Scam posts target Australians with fake financial aid offer

Copyright AFP 2017-2023. All rights reserved.

Australian government officials have warned against scam Facebook posts impersonating "agents" from the national government services platform and tax office to offer financial aid to citizens. Representatives for myGov and the Australian Taxation Office said they do not perform financial transactions over social media.

"Are you looking to get financial aid or assistance?" reads a Facebook post shared on January 2 by an account called "MyGov Ato Grant Agent Kevin".

The myGov platform allows Australians to access government services, while the Australian Taxation Office (ATO) is the country's revenue collection agency.

"You may be eligible for up to $30,000 in Government grant aimed to enhance individual's wellbeing and provide opportunities for positive and lasting change in individuals standard of living," the post says.

It encourages Facebook users interested in getting financial help to send a direct message.

A screenshot of the false post, taken on January 24, 2023

Facebook scams purportedly offering cash handouts spread regularly on the platform, often impersonating government agencies that ask for personal details in order to access money.

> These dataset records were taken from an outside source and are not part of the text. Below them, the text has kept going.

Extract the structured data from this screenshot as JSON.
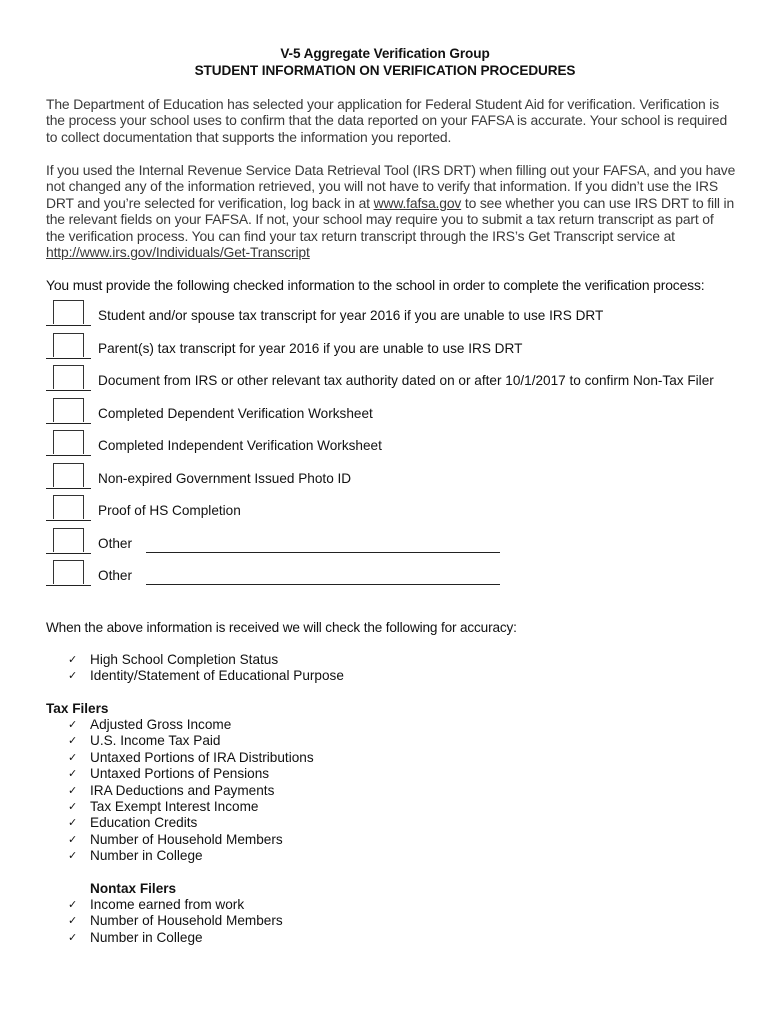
{
  "header": {
    "title_line1": "V-5 Aggregate Verification Group",
    "title_line2": "STUDENT INFORMATION ON VERIFICATION PROCEDURES"
  },
  "intro": {
    "paragraph1": "The Department of Education has selected your application for Federal Student Aid for verification. Verification is the process your school uses to confirm that the data reported on your FAFSA is accurate.  Your school is required to collect documentation that supports the information you reported.",
    "paragraph2_part1": "If you used the Internal Revenue Service Data Retrieval Tool (IRS DRT) when filling out your FAFSA, and you have not changed any of the information retrieved, you will not have to verify that information. If you didn’t use the IRS DRT and you’re selected for verification, log back in at ",
    "fafsa_link": "www.fafsa.gov",
    "paragraph2_part2": " to see whether you can use IRS DRT to fill in the relevant fields on your FAFSA. If not, your school may require you to submit a tax return transcript as part of the verification process. You can find your tax return transcript through the IRS’s Get Transcript service at ",
    "irs_link": "http://www.irs.gov/Individuals/Get-Transcript"
  },
  "checklist": {
    "lead": "You must provide the following checked information to the school in order to complete the verification process:",
    "items": [
      {
        "label": "Student and/or spouse tax transcript for year 2016 if you are unable to use IRS DRT",
        "checked": false
      },
      {
        "label": "Parent(s) tax transcript for year 2016 if you are unable to use IRS DRT",
        "checked": false
      },
      {
        "label": "Document from IRS or other relevant tax authority dated on or after 10/1/2017 to confirm Non-Tax Filer",
        "checked": false
      },
      {
        "label": "Completed Dependent Verification Worksheet",
        "checked": false
      },
      {
        "label": "Completed Independent Verification Worksheet",
        "checked": false
      },
      {
        "label": "Non-expired Government Issued Photo ID",
        "checked": false
      },
      {
        "label": "Proof of HS Completion",
        "checked": false
      },
      {
        "label": "Other",
        "checked": false,
        "value": ""
      },
      {
        "label": "Other",
        "checked": false,
        "value": ""
      }
    ]
  },
  "accuracy": {
    "lead": "When the above information is received we will check the following for accuracy:",
    "check_glyph": "✓",
    "general": [
      "High School Completion Status",
      "Identity/Statement of Educational Purpose"
    ],
    "tax_filers_heading": "Tax Filers",
    "tax_filers": [
      "Adjusted Gross Income",
      "U.S. Income Tax Paid",
      "Untaxed Portions of IRA Distributions",
      "Untaxed Portions of Pensions",
      "IRA Deductions and Payments",
      "Tax Exempt Interest Income",
      "Education Credits",
      "Number of Household Members",
      "Number in College"
    ],
    "nontax_filers_heading": "Nontax Filers",
    "nontax_filers": [
      "Income earned from work",
      "Number of Household Members",
      "Number in College"
    ]
  }
}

The post was shared in Facebook groups with thousands of members in major Australian cities like Sydney, Melbourne and Adelaide.

AFP found similar posts featuring the logos of myGov and the ATO shared on Facebook since at least October.

Some Facebook users appeared to believe the posts genuinely represented government agencies.

"Can I apply for this," one asked.

"I need a hearing aid please, information please," another commented.

'Grant does not exist'

A representative for Services Australia, the government body that manages myGov, said the purported $30,000 grant was "not a genuine offer" from the agency.

"Services Australia will never engage with people via direct message, live chat or ask people for personal information such as their CRN (customer reference number), phone number or email via social media," the spokesperson told AFP on January 20.

"We'll also never ask people to pay for our assistance, or to access our payments and services."

An ATO representative said that the posts were attempting to impersonate the agency.

"This is not the ATO, and this grant does not exist," the spokesperson told AFP on January 20.

"The ATO will never use Facebook, or any other social media platform, to ask for personal information or documentation or make payments."

They warned Australians not to share personal details such as their tax file number (TFN) or bank account details on social media, including via private message.

Services Australia's authentic social media accounts are listed on its website while the ATO's genuine accounts can be found here.

Moneysmart, a website run by Australia's federal government, lists ways Australians who need urgent financial assistance can genuinely apply for aid here.